Baseball and softball were also popular at Minidoka War Relocation Center, now preserved as Minidoka National Historic Site. A 1943 issue of the camp newspaper, Minidoka Irrigator, stated that “old man baseball" had “helped make life in this camp more pleasant” and after the war many former internees stated “baseball saved us.” In 2016, the park and Friends of Minidoka, a park partner, held a Field-in-a-Day event, where individuals and groups rebuilt one of the fields which visitors can now view along the park’s walking tour. A powerful symbol of an American way of life, baseball boosted morale and brought a sense of normalcy to these confined communities. 

Hot Springs National Park

Brooklyn Dodgers spring training team photo, Hot Springs, AR, 1912.
Library of Congress

Perhaps national parks’ greatest contribution to the history of American baseball is at Hot Springs National Park in Arkansas, where Spring Training began. From 1886 to the 1940’s, professional baseball players travelled to “The American Spa” before the start of the season. Players could get back in shape by hiking in the mountains, soaking in the springs, and playing baseball in the warmer weather. The first team to make an official Spring Training trip was the Chicago White Stockings, who then made it to the World Series that same year. The Pittsburgh Pirates, Philadelphia Phillies, Cleveland Spiders, Cincinnati Reds, and Brooklyn Dodgers were next to hold Spring Training in the area.

Soon, one of the greatest baseball players of all time frequented Hot Springs – Babe Ruth. The Boston Red Sox held Spring Training in Hot Springs from 1909-1923 and the young Babe Ruth was known by locals for his regular visits to the springs as much as his propensity for home runs.

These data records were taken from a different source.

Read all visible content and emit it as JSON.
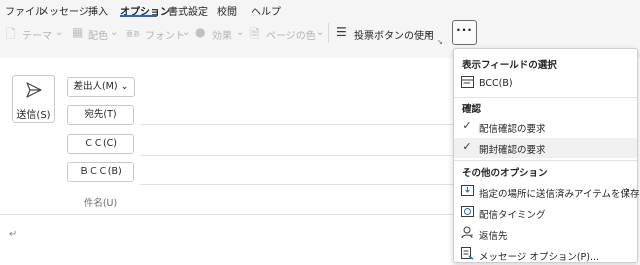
{
  "menu": {
    "tabs": [
      {
        "label": "ファイル"
      },
      {
        "label": "メッセージ"
      },
      {
        "label": "挿入"
      },
      {
        "label": "オプション"
      },
      {
        "label": "書式設定"
      },
      {
        "label": "校閲"
      },
      {
        "label": "ヘルプ"
      }
    ],
    "active_tab": "オプション"
  },
  "ribbon": {
    "theme_label": "テーマ",
    "colors_label": "配色",
    "fonts_prefix": "亜あ",
    "fonts_label": "フォント",
    "effects_label": "効果",
    "page_color_label": "ページの色",
    "voting_label": "投票ボタンの使用",
    "more_label": "···",
    "dropdown_chevron": "⌄"
  },
  "compose": {
    "send_label": "送信(S)",
    "from_label": "差出人(M)",
    "to_label": "宛先(T)",
    "cc_label": "ＣＣ(C)",
    "bcc_label": "ＢＣＣ(B)",
    "subject_label": "件名(U)",
    "return_mark": "↵"
  },
  "dropdown": {
    "section_show_fields": "表示フィールドの選択",
    "bcc_item": "BCC(B)",
    "section_tracking": "確認",
    "delivery_receipt": "配信確認の要求",
    "read_receipt": "開封確認の要求",
    "section_more_options": "その他のオプション",
    "save_sent_item": "指定の場所に送信済みアイテムを保存(S)",
    "delay_delivery": "配信タイミング",
    "reply_to": "返信先",
    "message_options": "メッセージ オプション(P)..."
  },
  "colors": {
    "accent": "#2b66c4",
    "hover": "#f0f0f0"
  }
}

Sure, when you think baseball of you may not think of national parks, but you may be surprised to see how great American traditions like baseball are represented in parks. From historic Hinchcliffe Stadium within Paterson Great Falls National Historical Park, home of the first home run hit by an African American player in the major leagues, to the ivy-adorned "Friendly Confines" of Chicago's Wrigley Field, designated a National Historic Landmark in 2020, the legends of baseball are remembered in our national parks.